Thomas smiled a little as he turned his attention back to the reaping. “Far enough.”

“And think about it this way,” she wheedled, “it sounds like there are enough rats you’ll make your quota for the entire month with one job.”

“I always make my quota now that I follow you around.” The lightness in his voice was as much a ‘yes’ as if he’d said the word.  “Let me finish up here. Then we’ll get a few hours of sleep and set out for Kensford in the morning.”

Jess grinned. “I’m sure the rats will be excited to see us.” Then, after sending a quick return message accepting the job, she slipped the magic mirror into her pocket and went back to watching Thomas work.


Two days of hitching rides on various wagons and carts later, they arrived in Kensford. They stashed their things in a quiet stable near the edge of town, and after a quick change into a more impressive outfit they headed to the Mayor’s Office.

Before they went inside, Thomas lightly touched her arm. “Want me to go invisible?” he asked quietly. “I know they already gave you the job, but that doesn’t mean you want me in the way when you’re dealing with clients.”

The hesitancy in his voice made her turn to look at him. He’d hunched his shoulders slightly, just like he always did whenever he apologized for explaining something too thoroughly or basically being himself. Every time she saw it, Jess gave serious thought to tracking down the people who ran the Abernathy Home for Orphans and punching them in the face.

Instead, she grinned at him. “Not a chance, my friend.
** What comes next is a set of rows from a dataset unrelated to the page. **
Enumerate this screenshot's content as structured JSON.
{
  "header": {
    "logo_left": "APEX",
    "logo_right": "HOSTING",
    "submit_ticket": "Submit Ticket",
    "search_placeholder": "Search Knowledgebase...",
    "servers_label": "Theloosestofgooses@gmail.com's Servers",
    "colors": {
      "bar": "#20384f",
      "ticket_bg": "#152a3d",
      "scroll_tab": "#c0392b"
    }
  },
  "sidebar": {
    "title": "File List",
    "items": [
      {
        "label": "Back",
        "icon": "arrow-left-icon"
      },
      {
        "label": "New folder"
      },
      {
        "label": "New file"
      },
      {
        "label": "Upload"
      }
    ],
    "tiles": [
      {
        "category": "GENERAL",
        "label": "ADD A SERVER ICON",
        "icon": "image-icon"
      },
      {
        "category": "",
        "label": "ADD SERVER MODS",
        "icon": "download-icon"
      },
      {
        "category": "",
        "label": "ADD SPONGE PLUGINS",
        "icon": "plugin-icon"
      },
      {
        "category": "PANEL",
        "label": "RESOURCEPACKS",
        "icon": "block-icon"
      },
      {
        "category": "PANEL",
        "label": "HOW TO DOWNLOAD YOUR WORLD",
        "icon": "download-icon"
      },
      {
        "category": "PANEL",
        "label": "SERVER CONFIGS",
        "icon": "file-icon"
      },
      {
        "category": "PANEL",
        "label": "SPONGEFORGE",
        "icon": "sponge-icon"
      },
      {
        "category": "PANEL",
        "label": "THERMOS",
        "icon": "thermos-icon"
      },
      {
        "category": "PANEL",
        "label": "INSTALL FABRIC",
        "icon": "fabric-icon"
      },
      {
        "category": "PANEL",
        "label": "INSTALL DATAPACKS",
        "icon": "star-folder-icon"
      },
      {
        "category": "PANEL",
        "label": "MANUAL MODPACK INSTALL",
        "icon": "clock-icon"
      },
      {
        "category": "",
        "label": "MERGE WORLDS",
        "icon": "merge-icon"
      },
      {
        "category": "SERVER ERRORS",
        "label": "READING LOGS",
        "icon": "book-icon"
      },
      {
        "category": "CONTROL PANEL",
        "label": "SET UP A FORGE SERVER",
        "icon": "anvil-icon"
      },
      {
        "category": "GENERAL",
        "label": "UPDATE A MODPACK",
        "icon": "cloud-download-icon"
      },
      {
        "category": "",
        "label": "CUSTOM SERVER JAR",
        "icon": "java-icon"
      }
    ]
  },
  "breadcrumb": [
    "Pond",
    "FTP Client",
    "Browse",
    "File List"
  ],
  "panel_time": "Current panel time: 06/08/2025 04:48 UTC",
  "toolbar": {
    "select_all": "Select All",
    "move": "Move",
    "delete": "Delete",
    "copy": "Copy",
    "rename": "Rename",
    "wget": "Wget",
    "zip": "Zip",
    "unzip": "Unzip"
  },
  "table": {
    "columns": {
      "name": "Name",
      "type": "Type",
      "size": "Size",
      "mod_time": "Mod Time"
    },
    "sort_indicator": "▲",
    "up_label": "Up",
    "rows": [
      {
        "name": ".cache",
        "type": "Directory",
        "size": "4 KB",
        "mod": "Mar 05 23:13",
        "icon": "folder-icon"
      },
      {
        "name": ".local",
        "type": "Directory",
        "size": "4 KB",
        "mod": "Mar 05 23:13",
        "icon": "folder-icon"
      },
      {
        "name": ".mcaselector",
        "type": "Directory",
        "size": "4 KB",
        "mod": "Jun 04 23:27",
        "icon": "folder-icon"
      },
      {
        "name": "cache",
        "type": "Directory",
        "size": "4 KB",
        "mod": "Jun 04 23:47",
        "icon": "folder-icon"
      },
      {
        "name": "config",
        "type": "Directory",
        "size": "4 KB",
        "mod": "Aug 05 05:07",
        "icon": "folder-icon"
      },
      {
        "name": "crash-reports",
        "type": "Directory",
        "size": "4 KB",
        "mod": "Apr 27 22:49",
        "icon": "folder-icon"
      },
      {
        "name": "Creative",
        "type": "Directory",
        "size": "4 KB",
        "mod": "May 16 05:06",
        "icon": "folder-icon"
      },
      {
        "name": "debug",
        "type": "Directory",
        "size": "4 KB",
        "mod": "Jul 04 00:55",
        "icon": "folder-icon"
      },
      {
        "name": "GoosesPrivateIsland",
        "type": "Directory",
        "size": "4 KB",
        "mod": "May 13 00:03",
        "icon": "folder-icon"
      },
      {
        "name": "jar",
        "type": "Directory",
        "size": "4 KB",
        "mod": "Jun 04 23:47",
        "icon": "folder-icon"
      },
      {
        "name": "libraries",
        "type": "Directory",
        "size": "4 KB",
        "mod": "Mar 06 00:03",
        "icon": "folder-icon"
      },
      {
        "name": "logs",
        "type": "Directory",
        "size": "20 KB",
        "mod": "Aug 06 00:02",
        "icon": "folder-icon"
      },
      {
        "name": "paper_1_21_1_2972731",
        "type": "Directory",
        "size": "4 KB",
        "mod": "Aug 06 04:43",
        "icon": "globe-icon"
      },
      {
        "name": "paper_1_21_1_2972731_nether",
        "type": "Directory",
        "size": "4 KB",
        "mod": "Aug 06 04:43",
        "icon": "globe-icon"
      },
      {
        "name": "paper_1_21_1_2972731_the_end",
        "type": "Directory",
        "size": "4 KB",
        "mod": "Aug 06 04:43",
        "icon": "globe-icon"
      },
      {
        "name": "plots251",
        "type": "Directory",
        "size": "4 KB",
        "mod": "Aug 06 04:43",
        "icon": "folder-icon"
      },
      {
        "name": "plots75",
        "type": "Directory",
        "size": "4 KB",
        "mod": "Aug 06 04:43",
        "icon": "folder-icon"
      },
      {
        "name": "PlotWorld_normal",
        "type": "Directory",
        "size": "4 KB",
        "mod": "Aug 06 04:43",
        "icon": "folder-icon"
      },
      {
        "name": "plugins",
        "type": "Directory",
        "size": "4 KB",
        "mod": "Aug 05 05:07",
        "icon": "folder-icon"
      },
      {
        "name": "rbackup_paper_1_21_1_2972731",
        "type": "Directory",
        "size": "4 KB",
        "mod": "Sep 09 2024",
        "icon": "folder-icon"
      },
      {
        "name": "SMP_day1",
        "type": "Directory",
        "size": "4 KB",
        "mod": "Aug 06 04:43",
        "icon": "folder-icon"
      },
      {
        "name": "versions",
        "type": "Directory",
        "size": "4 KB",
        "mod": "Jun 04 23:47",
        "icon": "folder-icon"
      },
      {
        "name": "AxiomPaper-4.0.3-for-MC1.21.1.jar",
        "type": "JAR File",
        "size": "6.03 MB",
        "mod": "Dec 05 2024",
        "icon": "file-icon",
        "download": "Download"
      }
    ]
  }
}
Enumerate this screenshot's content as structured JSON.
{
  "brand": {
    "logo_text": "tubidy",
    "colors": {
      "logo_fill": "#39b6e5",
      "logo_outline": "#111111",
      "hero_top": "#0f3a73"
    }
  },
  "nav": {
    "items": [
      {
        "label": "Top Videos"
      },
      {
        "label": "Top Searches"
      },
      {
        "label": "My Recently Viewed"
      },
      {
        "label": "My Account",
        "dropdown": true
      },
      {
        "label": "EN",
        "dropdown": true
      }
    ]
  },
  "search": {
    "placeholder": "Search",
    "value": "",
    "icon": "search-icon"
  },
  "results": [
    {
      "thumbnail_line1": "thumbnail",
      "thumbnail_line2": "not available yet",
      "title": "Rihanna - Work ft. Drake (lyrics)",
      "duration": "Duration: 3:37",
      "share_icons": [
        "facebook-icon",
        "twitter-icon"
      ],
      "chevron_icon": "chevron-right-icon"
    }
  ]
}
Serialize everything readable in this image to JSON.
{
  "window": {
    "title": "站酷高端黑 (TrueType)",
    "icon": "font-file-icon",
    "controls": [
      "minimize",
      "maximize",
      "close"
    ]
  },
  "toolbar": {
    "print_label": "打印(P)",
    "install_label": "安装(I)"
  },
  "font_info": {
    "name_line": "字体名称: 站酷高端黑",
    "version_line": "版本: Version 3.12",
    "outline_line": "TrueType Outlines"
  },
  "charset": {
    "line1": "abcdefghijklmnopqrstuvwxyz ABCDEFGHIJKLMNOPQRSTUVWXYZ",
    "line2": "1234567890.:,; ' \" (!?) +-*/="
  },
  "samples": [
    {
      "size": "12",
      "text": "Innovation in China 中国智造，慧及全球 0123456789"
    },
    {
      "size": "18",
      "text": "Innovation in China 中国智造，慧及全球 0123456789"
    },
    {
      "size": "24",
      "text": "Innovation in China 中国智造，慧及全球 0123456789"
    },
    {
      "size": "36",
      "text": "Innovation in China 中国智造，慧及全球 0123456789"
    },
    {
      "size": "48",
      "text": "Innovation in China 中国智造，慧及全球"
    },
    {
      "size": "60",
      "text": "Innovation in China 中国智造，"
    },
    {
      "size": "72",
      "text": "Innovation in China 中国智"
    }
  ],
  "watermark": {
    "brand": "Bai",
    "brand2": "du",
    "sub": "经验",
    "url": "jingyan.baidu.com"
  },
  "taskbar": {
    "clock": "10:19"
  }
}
Today, I’m going to show you how to make an entrance.”

Slowly, his expression relaxed. “How about I just watch you make the entrance and take notes for later?” he asked, lips curving upward a little.

Recognizing her cue, Jess gave the appropriate dramatic sigh. “One day I’ll teach you the joy of the spotlight, T.”

His smile widened as he came back with his usual response. “But that day is not today.”

They announced themselves to the woman behind the front desk, who ushered them with gratifying speed back to Mayor Perkins’ office. Unfortunately, the office also included a sour-faced man with a beautifully tailored suit and a face like a lump of bread dough. He started speaking the moment they were announced, cutting the front-desk woman off before she’d even reached the end of the explanation. “Not so fast, Miss Tremeau,” he said, glowering at Jess. “The rest of the council chose to hire you while I was out of town on business. They’re all clearly prone to panic, but I’m not about to let myself get conned the same way they have.”

Jess bristled at the word “conned,” but held her silence for the moment. Mayor Perkins sighed, looking like a man in urgent need of a nap. “Edward, the city is in crisis. I know the situation hit suddenly, but the people are desper—”

“The people need to learn some self-sufficiency,” the man – Edward, apparently – snapped. “Now, Miss Tremeau. I know the previous cities you’ve worked with have spoken well of you, but I’m sure there if we actually take some time to examine the situation there are other, more experienced pipers out there who have been more thoroughly validated. If more people had kept an eye on sirens a century ago, I’m sure they wouldn’t have become the problem that they did.”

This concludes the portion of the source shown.